ECLI:NL:TGZCTG:2014:262 Centraal Tuchtcollege voor de Gezondheidszorg Den Haag c2013.184

ECLI: ECLI:NL:TGZCTG:2014:262
Datum uitspraak: 24-06-2014
Datum publicatie: 27-06-2014
Zaaknummer(s): c2013.184
Onderwerp: Onjuiste behandeling/verkeerde diagnose
Beslissingen:
Inhoudsindicatie: Klager verwijt de psychiater dat zij bij de behandeling van klager 1) gebruik heeft gemaakt van opnameapparatuur; 2) onvoldoende autobiografische gegevens heeft geïnventariseerd; 3) ten onrechte de diagnose paranoïde persoonlijkheid niet/te laat heeft gesteld; en 4) niet adequaat heeft doorverwezen naar aanleiding van de diagnose PDD-NOS. Klacht in eerste aanleg zonder verder onderzoek in raadkamer in alle onderdelen ongegrond verklaard. Uitspraak onder aanvulling van gronden in beroep bekrachtigd.

C E N T R A A L T U C H T C O L L E G E

voor de Gezondheidszorg

Beslissing in de zaak onder nummer C2013.184 van:

A., wonende te B., appellant, klager in eerste aanleg,

gemachtigde: mw mr. L. Sinoo, advocaat te Utrecht,

tegen

C., psychiater, wonende te D. en werkzaam te B.,

verweerster in beide instanties, gemachtigde:

mw mr.

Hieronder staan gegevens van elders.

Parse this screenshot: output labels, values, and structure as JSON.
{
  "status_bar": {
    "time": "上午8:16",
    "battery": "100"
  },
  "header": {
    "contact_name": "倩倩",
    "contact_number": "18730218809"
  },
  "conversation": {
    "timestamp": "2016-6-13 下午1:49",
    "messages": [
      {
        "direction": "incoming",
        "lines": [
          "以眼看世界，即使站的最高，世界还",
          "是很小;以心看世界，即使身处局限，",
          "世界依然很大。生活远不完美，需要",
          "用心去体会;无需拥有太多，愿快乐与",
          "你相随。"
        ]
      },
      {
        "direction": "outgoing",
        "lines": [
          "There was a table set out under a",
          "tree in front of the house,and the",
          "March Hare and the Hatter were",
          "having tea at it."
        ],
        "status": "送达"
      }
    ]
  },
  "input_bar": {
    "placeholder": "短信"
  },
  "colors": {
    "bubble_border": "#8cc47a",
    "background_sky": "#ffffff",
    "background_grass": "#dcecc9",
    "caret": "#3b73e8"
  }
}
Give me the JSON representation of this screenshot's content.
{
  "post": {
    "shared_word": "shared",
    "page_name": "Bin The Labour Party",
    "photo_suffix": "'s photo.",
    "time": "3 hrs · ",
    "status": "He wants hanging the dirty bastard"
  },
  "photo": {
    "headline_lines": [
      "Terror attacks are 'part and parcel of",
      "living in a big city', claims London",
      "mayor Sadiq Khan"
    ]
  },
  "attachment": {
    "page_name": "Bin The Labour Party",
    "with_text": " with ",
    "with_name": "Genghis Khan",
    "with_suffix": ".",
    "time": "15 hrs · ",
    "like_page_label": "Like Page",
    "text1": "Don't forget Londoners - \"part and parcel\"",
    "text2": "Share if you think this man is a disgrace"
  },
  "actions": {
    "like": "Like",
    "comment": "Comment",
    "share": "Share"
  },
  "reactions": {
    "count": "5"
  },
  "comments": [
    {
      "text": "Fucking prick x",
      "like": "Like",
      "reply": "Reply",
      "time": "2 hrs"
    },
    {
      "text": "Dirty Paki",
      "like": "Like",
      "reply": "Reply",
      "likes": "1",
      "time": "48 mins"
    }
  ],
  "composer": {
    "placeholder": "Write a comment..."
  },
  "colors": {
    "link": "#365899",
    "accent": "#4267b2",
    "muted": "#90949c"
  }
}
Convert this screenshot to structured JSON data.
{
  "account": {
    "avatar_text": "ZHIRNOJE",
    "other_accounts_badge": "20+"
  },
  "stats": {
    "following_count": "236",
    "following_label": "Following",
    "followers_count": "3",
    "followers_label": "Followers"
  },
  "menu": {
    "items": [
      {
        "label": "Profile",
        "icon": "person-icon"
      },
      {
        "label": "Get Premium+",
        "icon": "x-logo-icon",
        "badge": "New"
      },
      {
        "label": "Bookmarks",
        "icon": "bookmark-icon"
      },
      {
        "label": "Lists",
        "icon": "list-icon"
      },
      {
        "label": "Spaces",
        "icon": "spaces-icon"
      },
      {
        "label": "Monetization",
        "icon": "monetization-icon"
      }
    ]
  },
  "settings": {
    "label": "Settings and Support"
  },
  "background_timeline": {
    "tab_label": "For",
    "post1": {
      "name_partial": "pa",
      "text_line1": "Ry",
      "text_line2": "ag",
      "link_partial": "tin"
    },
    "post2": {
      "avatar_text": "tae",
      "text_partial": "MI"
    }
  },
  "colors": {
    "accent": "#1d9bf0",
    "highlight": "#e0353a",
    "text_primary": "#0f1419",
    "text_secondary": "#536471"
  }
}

W.R. Kastelein, advocaat te Zwolle.

1. Verloop van de procedure

A. – hierna klager – heeft op 23 maart 2012 bij het Regionaal Tuchtcollege te Amsterdam tegen C. – hierna de psychiater – een klacht ingediend. Bij beslissing van 19 december 2012, onder nummer 12/129, heeft dat College de klacht zonder vooronderzoek in raadkamer als in alle onderdelen ongegrond afgewezen.

Klager is van die beslissing tijdig in hoger beroep gekomen en heeft dit beroep desgevraagd nadien aangevuld. De psychiater heeft een verweerschrift in hoger beroep ingediend. De zaak is in hoger beroep behandeld ter openbare terechtzitting van het Centraal Tuchtcollege van 24 april 2014, waar zijn verschenen de gemachtigde van klager en de psychiater, bijgestaan door haar gemachtigde.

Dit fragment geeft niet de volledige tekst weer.